The sources spoke on the condition of anonymity to discuss internal deliberations. Official Trump representatives did not respond to requests for comment on this story.

In their preparations, Trump’s team has discussed strategies that involve shifting blame from Trump to his advisers for the efforts to overturn the election, per the three sources, reflecting a broader push to find a fall guy — or fall guys. “Trump got some terrible advice from attorneys who, some people would argue, should have or must have known better,” says one of the sources with knowledge of recent discussions in Trumpland. “An ‘advice of counsel’ defense would be a big one.”

Other potential strategies include defenses based on the First Amendment and the right to petition the government over a political grievance. Such arguments are viewed internally as potential defenses against charges related to the “fake elector” scheme.

Federal prosecutors have questioned aides to former Vice President Mike Pence about Trump’s involvement in his campaign’s effort to put forth slates of those fake electors, The Washington Post reported last week. After Trump lost the election in November, his campaign and supporters recruited the fake electors to proclaim Trump to be the recipient of their state’s electoral college votes. The effort aimed to provide an air of legal legitimacy to Trump’s election-fraud conspiracy theories, as well as to pressure officials in battleground states to declare him the winner. The effort failed, but it has since attracted the attention of prosecutors, not just at the Justice Department, but in the swing states where Republicans assembled slates of phony electors.

If the Justice Department does come with charges, Trump’s current team has acknowledged they would have to bring on more legal firepower to handle the historic legal defense. “You’d need to have a real heavyweight at the top [of the legal team] for something like that, but right now nobody knows who that would be,” one Trump adviser says.

Some of Trump’s higher-ranking legal and political counselors doubt Attorney General Merrick Garland would be willing to go through with charges. Biden’s pick for attorney general has been long regarded as a consummate institutionalist, wary of the unintended consequences or precedents that could come from criminally charging a former president.

“I do think criminal prosecutions are possible. Whether they are advisable is a more difficult consideration for the country,” Ty Cobb, a former top lawyer in Trump’s White House, told Rolling Stone in June. “Possible for Trump and [Mark] Meadows certainly. And for the others, including lawyers, who engaged fraudulently in formal proceedings or investigations.”

Criminal charges against a former president would mark the first time in American history that a former president has been prosecuted for crimes committed in office. A Nixon-era Justice Department memo, reiterated during the Clinton presidency, stated that presidents should not be charged while in office. But how the prosecution of a former president could take place legally remains unclear, given the lack of precedent, and would invite constitutional challenges ending up at the Supreme Court.

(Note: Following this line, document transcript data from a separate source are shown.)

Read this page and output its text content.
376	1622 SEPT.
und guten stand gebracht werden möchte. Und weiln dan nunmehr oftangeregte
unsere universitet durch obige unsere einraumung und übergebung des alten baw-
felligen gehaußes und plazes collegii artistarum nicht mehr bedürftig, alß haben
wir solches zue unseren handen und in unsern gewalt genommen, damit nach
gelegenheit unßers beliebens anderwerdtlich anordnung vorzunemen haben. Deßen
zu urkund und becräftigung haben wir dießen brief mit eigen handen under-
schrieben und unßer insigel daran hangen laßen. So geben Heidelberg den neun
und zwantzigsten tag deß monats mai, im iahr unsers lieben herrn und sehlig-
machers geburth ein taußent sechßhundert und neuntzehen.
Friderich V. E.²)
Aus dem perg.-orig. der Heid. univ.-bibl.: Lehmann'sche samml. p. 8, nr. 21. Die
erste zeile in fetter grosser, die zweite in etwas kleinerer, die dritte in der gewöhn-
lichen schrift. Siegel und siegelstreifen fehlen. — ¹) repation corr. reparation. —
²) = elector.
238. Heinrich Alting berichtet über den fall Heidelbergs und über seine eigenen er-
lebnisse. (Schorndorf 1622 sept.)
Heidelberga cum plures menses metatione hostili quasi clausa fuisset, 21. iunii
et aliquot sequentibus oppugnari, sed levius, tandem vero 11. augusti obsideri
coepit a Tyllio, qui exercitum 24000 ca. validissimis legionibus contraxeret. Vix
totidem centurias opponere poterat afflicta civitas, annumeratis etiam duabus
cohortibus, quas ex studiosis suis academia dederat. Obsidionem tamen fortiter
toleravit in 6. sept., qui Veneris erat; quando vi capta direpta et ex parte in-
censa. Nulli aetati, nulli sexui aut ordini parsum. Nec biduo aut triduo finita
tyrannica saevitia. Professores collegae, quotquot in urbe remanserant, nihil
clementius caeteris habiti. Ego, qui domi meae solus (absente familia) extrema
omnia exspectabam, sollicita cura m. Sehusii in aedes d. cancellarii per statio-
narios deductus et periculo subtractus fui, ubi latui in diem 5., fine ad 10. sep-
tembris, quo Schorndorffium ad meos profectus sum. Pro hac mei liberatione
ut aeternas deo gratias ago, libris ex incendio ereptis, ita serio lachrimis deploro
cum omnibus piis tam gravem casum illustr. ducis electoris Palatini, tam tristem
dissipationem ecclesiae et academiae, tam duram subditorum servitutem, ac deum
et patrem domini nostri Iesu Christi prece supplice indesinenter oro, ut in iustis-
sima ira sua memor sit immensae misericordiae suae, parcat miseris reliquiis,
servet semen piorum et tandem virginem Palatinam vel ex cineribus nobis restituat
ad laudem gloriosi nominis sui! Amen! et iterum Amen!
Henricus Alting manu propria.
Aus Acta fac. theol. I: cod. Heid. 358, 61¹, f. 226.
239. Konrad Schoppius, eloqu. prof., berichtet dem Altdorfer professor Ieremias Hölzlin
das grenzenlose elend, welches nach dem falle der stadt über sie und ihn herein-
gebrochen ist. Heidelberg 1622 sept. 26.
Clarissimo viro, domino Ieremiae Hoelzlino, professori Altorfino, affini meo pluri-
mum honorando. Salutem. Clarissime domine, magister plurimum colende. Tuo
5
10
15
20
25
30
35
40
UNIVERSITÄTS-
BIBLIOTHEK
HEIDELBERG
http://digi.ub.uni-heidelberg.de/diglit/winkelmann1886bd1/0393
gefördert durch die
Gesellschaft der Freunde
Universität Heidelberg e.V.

Trump also seems keenly aware of the blowback that could result from a federal indictment — and is telling supporters it could be politically advantageous. Early this year, the former president told fans at a Texas rally that if prosecutors go after him, “we are going to have in this country the biggest protest we have ever had … in Washington, D.C., in New York, in Atlanta, and elsewhere.”

Trump has repeated versions of that line to confidants and longtime pals, including at casual gatherings this summer, a person with direct knowledge of the matter says. “He says,” the source recalls, “it would make the crowd size at [Jan. 6] look small by comparison.”